3. Bottom Watering Your Plants - Fungus gnats thrive on warm, moist soil. To reduce fungus gnat growth, water your plants from the bottom for the duration of your fungus gnat infestation. Set plants in a pan of water and allow them to soak up water, keeping the top two inches of the soil dry, rather than pouring water on the surface of the soil. This works well with larger plants but does not work when you are growing seedlings that may only be planted in two inches of soil to begin with. Keep watering to a minimum and plants on the dry side for the duration of your fungus gnat infestation.
4. Cinnamon - Cinnamon is a natural insect repellant. It is relatively inexpensive to buy. Sprinkle a layer of cinnamon on the surface of your plant soil to discourage fungus gnats.
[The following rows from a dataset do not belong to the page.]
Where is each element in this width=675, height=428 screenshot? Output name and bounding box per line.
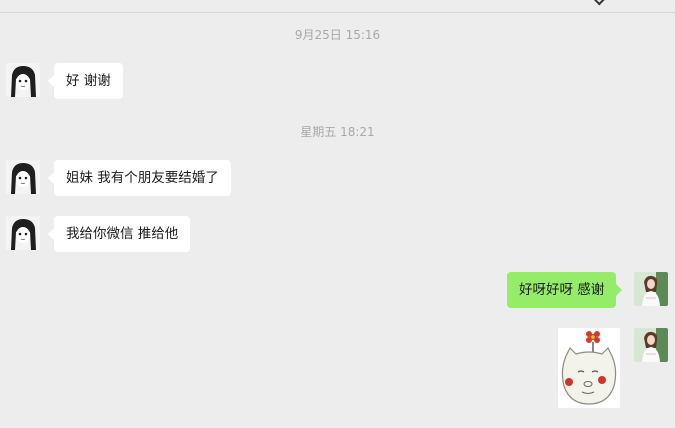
timestamp: 星期五 18:21 (300, 125, 375, 139)
contact-avatar[interactable] (6, 216, 40, 250)
chevron-down-icon[interactable] (593, 0, 607, 6)
self-avatar[interactable] (634, 272, 668, 306)
anime-girl-avatar-icon (6, 160, 40, 194)
girl-photo-avatar-icon (634, 328, 668, 362)
contact-avatar[interactable] (6, 160, 40, 194)
sticker-message[interactable] (558, 328, 620, 408)
message-bubble[interactable]: 姐妹 我有个朋友要结婚了 (48, 160, 231, 196)
header-divider (0, 12, 675, 13)
pig-face-with-flower-sticker-icon (558, 328, 620, 408)
message-bubble[interactable]: 我给你微信 推给他 (47, 216, 191, 252)
anime-girl-avatar-icon (6, 63, 40, 97)
message-bubble[interactable]: 好 谢谢 (48, 63, 123, 99)
timestamp: 9月25日 15:16 (294, 28, 381, 42)
contact-avatar[interactable] (6, 63, 40, 97)
message-bubble-outgoing[interactable]: 好呀好呀 感谢 (507, 272, 623, 308)
self-avatar[interactable] (634, 328, 668, 362)
girl-photo-avatar-icon (634, 272, 668, 306)
anime-girl-avatar-icon (6, 216, 40, 250)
5. Diatomaceous Earth - Diatomaceous earth, or DE for short, is made from fossilized remains from aquatic organisms. Its small edges are abrasive to insects, cutting into their exoskeleton and killing them. DE works only when dry. Take care not to inhale as it can be damaging to lung tissue. To use diatomaceous earth for fungus gnat treatment, sprinkle on the dry surface of your plants and keep it dry by only bottom watering your plants for 4 weeks.
6. Neem Oil - Neem oil can be used to treat fungus gnats by spraying thoroughly on plants and soil every 4 days for 4 weeks.
7. Young Living Essential Oil Spray - I have made this essential oil spray using Young Living Thieves cleaner along with a few other oils and have had success treating a variety of plant pests. Use the recipe below and spray plants and soil every 4 days for 4 weeks. The key here is consistency.
8. Sand - Cover the surface of the soil with 1/4 inch layer of sand to prevent fungus gnats from burrowing into the soil to lay eggs.
Fungus gnats can be so persistent and can be quite difficult to completely get rid of. One female can lay up to 200 eggs! As far as what treatments you choose, I would suggest for sure trying to go easy on the watering and allowing your plants to stay on the dry side then choosing a spray or a soil treatment and staying very consistent with it for the 4 week life-cycle duration of a fungus gnat.